INDIANA – During winter, cooling water temperatures signal the migration of cisco, a cold-water species native to Indiana’s inland glacial lakes.
Cisco (Coregonus artedi) is the only native fish from the salmon family found in Indiana waters outside of Lake Michigan. It is a coldwater species that inhabits waters as far north as Canada and as far south as the upper Midwestern United States. Cisco are small and slender, silver-colored fish. They feed primarily on zooplankton, a diverse group of microscopic animals that live in aquatic environments. In Indiana, cisco grow to 7 inches by age 2, 12 inches by age 4, 15 inches by age 6, and they have been known to reach 19 inches at around 10 years of age.
These slender, silver-colored fish spend most of the year 75 feet below the surface but during December migrate to their traditional spawning areas, the shallow waters of Crooked Lake in Noble County.

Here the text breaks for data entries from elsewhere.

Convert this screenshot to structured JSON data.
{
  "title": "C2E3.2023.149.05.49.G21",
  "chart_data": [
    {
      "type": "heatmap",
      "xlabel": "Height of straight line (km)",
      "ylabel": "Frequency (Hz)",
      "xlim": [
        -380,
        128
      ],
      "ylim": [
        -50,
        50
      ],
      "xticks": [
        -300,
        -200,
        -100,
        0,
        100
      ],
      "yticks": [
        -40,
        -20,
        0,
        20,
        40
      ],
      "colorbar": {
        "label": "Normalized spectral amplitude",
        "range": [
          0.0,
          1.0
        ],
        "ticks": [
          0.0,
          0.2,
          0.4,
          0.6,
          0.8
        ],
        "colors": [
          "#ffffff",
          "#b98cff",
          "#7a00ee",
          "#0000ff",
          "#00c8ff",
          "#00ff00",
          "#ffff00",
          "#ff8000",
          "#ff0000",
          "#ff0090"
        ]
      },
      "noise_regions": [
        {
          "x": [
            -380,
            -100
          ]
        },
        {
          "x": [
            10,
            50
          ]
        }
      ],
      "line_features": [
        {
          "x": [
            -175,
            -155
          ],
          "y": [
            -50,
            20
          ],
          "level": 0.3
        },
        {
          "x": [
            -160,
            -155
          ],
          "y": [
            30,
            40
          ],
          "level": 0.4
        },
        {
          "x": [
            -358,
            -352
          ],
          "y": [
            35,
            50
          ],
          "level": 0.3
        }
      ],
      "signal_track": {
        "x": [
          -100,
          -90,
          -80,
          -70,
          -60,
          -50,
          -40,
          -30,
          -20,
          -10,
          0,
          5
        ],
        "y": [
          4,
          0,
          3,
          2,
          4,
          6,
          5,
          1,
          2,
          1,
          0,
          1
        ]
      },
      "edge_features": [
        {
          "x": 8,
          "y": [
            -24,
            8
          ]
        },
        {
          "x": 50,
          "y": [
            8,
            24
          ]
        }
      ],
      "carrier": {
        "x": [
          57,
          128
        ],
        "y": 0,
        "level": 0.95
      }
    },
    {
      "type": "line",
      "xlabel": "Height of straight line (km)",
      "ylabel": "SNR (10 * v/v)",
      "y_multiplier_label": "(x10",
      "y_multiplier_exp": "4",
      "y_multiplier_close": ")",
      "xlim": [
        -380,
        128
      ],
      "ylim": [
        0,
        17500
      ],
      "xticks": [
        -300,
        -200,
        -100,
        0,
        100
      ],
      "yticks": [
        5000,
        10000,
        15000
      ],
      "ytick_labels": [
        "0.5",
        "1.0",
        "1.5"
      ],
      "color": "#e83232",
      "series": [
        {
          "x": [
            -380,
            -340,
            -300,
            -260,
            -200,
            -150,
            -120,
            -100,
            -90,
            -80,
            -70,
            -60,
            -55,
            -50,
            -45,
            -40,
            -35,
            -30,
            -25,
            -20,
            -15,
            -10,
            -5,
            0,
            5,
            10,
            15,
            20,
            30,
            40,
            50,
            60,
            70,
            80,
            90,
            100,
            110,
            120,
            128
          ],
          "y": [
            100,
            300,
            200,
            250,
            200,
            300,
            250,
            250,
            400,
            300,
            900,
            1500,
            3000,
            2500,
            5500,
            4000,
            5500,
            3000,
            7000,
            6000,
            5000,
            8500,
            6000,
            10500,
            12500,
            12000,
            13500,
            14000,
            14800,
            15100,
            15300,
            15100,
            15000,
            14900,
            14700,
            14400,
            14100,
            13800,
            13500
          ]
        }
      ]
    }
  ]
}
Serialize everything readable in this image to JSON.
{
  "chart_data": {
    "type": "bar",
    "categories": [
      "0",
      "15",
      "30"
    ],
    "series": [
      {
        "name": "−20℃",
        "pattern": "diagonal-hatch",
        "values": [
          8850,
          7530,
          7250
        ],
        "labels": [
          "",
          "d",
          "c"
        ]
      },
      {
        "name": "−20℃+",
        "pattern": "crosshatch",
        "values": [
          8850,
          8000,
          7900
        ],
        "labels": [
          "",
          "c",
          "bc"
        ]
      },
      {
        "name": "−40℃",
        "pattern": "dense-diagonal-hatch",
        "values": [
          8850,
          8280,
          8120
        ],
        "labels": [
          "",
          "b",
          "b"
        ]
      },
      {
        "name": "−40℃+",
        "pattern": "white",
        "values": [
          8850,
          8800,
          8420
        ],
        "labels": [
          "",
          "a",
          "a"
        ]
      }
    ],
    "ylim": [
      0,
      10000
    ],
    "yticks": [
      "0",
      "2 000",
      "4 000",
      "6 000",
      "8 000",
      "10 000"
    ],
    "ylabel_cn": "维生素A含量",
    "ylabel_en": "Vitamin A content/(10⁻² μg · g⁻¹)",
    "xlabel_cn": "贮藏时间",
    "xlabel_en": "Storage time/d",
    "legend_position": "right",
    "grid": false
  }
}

For the second consecutive year, Indiana DNR fisheries biologists collected cisco on Crooked Lake in partnership with researchers from the United States Geological Survey (USGS).
This is part of a collaborative project to compare the cisco’s tolerance of its habitat’s temperature to that of more northern populations elsewhere in the Midwest. This project will provide a better understanding of possible differences in temperature tolerances between populations, information that will help managers select appropriate source populations for future restoration efforts.